Todos miraron ansiosamente en dirección a la soñadora mirada de Ratcliffe: el regimiento comenzaba a avanzar desde el extremo de la calle. A su cabeza marchaba decidido el Dr. Renard, la barba agitada por el viento.

El Coronel saltó del auto con una exclamación:

-Caballeros -dijo-, esto es increíble. Parece una broma. ¡Si conocieran a Renard como yo le conozco!... Esto es como ver a la Reina Victoria convertida en dinamitera. ¡Si ustedes tuvieran en la cabeza la menor idea del carácter de ese hombre!...

-El Dr. Bull -dijo Syme, sardónico-, la tiene por lo menos en el sombrero.

-Les digo a ustedes que es imposible -exclamaba el Coronel pateando de rabia-. Renard tendrá que explicarse, tendrá que explicarme lo que pasa-. Y avanzó rápidamente hacia el enemigo.

-No se moleste usted -murmuró el del cigarrillo-. ¡Si ya va a venir él a explicárnoslo!

Pero ya el impaciente Coronel no pudo oírle, y siguió avanzando. Y he aquí que el Dr. Renard, ardoroso, apunta otra vez con la pistola. Pero, advirtiendo que se trata del Coronel, vacila, y en tanto el Coronel se le acerca, haciendo ademanes frenéticos de protesta.

-Es inútil -dijo Syme- nada obtendrá de ese viejo caníbal. Propongo que nos arrojemos sobre ellos con el auto, tan rápidos como las balas que le agujerearon el sombrero a Bull. Nos matarán a todos, pero mataremos buen número.
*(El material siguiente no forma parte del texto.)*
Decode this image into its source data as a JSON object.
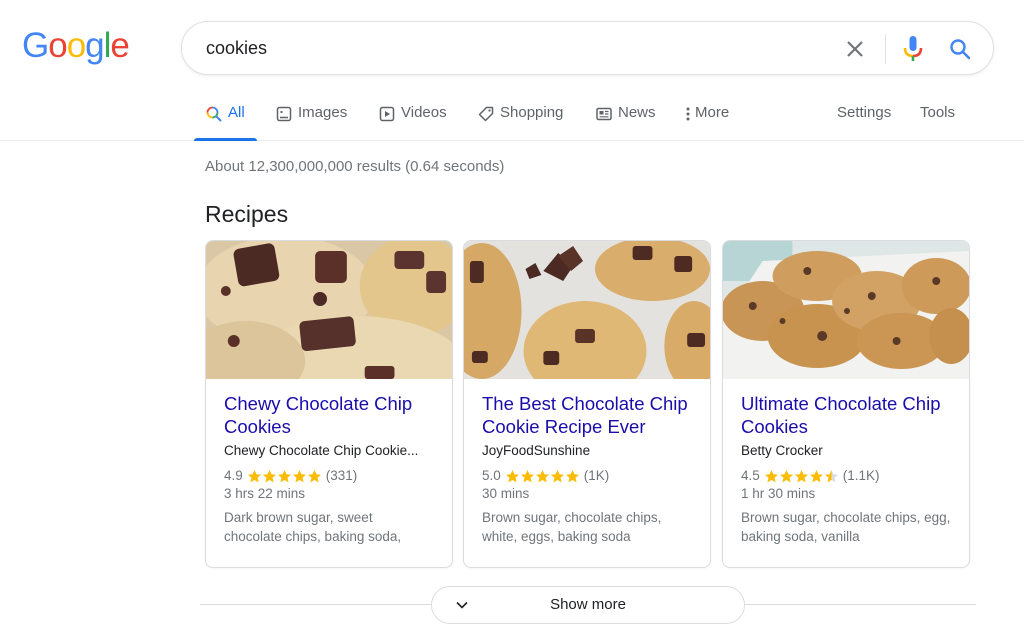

-No -dijo el Dr. Bull, cuyo acento vulgar parecía acentuarse con la sinceridad de su virtud-, no; esa pobre gente padece un error. Demos tiempo a que el Coronel se explique.

-¿Debemos retroceder entonces? -preguntó el Profesor.

-No -dijo Ratcliffe fríamente-, el otro extremo de la calle está tomado también. Y si no me engaño, Syme, allá me parece ver a otro amigo de usted.

Syme hizo girar el auto con mucha destreza, dando ahora frente al camino recorrido. En la penumbra, se veía avanzar al galope a un cuerpo irregular de caballería. El jinete que venía a la cabeza, traía una espada en la mano, a juzgar por el reflejo de plata. Cuando se hubo acercado más, se vio también el reflejo de plata de sus cabellos. Entonces con terrible violencia, Syme volvió otra vez el auto y lo lanzó cuesta abajo hacia el mar, como hombre que sólo quiere la muerte.